For the last 10 years, I have lived in a small
apartment building, probably nice in its day, that is located where Koreatown
thrusts into the Central American community, and where Salvadoran children
startle their grandmothers by leaping out of shadows with toy Uzis and Mac-10s.
Nobody has really bothered to give this area a name, though in the news reports
that have dominated local television for the last week, the anchors have been
calling it "just west of downtown."
Half a mile north, the neighborhood consolidates,
takes on weight and a Latin flair, and is clearly part of Hollywood. A couple
of blocks south begin the stucco condominium complexes of Wilshire Center --
brand-new but already peeling around the edges -- that provide underground
parking and security codes for pink-collar office workers who cannot yet afford
Encino or Baldwin Hills. The last time I bothered to count, there were
restaurants of 14 ethnicities within a five-minute walk of my front door. The
local supermarkets, big as soccer fields, are famous for their selection of
multinational goods. Guatemalan women walk home from the Ralphs with bags of
groceries balanced expertly on their heads.

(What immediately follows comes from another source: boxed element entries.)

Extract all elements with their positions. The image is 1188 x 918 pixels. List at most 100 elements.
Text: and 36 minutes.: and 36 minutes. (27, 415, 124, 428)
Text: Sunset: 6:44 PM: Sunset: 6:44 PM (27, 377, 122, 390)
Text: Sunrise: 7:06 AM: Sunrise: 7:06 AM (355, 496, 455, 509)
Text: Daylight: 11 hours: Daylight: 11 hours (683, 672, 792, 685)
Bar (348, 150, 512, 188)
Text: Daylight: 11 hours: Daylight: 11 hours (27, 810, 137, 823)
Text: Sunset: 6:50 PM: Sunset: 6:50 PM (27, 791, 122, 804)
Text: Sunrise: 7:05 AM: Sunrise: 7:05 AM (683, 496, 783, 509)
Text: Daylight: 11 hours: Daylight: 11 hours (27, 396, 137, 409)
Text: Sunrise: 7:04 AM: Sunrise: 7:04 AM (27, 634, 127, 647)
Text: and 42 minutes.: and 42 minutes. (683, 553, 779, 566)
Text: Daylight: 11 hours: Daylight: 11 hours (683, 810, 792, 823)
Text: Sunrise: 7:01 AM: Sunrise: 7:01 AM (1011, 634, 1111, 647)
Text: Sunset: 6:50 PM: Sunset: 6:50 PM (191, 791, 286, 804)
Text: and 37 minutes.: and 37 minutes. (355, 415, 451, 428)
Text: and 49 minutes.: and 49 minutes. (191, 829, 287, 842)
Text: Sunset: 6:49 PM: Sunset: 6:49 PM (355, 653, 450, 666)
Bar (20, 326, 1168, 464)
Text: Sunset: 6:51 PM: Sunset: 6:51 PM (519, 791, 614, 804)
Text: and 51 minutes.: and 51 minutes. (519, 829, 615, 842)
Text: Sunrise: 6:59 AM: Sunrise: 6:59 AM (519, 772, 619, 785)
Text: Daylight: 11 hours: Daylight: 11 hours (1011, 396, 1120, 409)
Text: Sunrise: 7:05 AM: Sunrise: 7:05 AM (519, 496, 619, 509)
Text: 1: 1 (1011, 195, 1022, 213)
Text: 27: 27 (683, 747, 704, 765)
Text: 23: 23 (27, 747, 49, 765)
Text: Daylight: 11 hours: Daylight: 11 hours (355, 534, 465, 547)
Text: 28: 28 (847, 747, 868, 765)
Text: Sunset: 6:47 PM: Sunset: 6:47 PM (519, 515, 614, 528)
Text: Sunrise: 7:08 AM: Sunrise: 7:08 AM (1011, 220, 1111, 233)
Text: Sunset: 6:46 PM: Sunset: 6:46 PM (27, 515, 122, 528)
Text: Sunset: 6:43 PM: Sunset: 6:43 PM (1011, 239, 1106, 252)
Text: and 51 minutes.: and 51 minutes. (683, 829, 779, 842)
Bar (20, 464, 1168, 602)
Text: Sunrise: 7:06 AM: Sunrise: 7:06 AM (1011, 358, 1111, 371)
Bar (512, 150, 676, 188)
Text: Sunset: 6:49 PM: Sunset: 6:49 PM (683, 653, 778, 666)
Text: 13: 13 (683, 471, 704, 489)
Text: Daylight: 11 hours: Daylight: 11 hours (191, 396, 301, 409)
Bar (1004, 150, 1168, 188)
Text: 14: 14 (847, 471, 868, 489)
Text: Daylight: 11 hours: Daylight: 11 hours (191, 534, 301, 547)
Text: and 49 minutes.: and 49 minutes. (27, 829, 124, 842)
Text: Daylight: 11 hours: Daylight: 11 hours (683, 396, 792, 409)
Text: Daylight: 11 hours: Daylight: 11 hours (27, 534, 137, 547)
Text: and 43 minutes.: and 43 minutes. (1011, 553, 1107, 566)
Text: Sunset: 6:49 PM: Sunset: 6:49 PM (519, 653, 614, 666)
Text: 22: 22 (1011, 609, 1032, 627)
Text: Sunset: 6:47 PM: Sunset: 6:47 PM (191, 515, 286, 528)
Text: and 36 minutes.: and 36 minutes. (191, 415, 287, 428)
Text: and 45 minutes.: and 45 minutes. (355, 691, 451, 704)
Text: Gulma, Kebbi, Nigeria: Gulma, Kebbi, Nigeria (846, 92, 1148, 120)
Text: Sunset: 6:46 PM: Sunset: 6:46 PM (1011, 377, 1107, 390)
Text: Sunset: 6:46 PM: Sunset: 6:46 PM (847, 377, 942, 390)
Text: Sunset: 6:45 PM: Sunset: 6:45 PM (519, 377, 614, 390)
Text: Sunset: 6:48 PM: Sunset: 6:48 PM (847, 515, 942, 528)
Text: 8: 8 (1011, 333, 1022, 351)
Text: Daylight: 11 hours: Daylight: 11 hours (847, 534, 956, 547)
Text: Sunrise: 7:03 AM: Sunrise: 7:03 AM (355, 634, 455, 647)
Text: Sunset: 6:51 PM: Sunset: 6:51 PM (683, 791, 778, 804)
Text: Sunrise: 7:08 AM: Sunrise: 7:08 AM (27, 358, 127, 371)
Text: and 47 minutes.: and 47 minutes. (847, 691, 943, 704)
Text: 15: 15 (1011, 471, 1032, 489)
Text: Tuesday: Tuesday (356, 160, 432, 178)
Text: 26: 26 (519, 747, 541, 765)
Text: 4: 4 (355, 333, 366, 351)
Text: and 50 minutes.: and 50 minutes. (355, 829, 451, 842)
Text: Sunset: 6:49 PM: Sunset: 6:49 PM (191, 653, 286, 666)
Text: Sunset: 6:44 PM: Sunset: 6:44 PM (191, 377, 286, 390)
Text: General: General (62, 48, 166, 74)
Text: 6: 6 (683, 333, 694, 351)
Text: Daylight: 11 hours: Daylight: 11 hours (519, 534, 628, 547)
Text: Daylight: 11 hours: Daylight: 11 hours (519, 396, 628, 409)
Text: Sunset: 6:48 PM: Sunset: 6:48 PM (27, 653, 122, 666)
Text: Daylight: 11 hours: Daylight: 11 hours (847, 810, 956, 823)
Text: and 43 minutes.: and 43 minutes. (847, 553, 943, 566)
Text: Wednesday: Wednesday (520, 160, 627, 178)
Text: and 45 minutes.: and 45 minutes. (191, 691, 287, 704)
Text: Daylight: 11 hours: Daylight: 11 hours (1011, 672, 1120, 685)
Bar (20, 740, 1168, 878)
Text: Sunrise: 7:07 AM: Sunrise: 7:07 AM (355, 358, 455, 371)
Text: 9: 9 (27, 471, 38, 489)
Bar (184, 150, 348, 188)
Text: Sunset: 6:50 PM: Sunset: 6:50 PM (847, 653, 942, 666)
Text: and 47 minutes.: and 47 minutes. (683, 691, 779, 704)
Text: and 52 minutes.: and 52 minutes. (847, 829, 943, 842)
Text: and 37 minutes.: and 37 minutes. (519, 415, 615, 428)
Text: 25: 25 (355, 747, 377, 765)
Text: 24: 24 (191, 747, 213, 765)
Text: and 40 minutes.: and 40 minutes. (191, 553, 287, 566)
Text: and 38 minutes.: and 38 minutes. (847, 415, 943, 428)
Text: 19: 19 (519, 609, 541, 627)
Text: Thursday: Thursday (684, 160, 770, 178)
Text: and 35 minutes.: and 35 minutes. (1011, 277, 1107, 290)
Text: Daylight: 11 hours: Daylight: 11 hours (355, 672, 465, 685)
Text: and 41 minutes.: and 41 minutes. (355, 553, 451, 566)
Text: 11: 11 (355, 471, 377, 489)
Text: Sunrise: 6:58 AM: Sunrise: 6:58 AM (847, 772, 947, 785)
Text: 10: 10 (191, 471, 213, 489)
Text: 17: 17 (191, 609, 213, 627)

My neighborhood has always been transient, a brief
stopping place for Thais and Nicaraguans and pale, gaunt poets before they move
on to single-family homes in greener parts of town. But to my Korean landlords,
this neighborhood is home. When they came into my apartment a couple of years
ago to inspect the building they had just bought, they removed their shoes on
the landing in the polite Korean manner and promptly drenched their socks on
the freshly mopped kitchen floor. I have been awakened before dawn by the
rhythmic thud of garlic being pounded into paste on the back porch. I have
stumbled out the door with an armful of wet laundry, only to find most of the
clothesline taken up by drying fish. I have also come home from work to find
the backstairs spread with leaves of cabbage curing in the hot sun. Even when
their son was murdered a half-mile south of here, there was no questioning that
they belonged. The landlords keep to themselves and so do I, but I sometimes
wish that they would invite me over for dinner.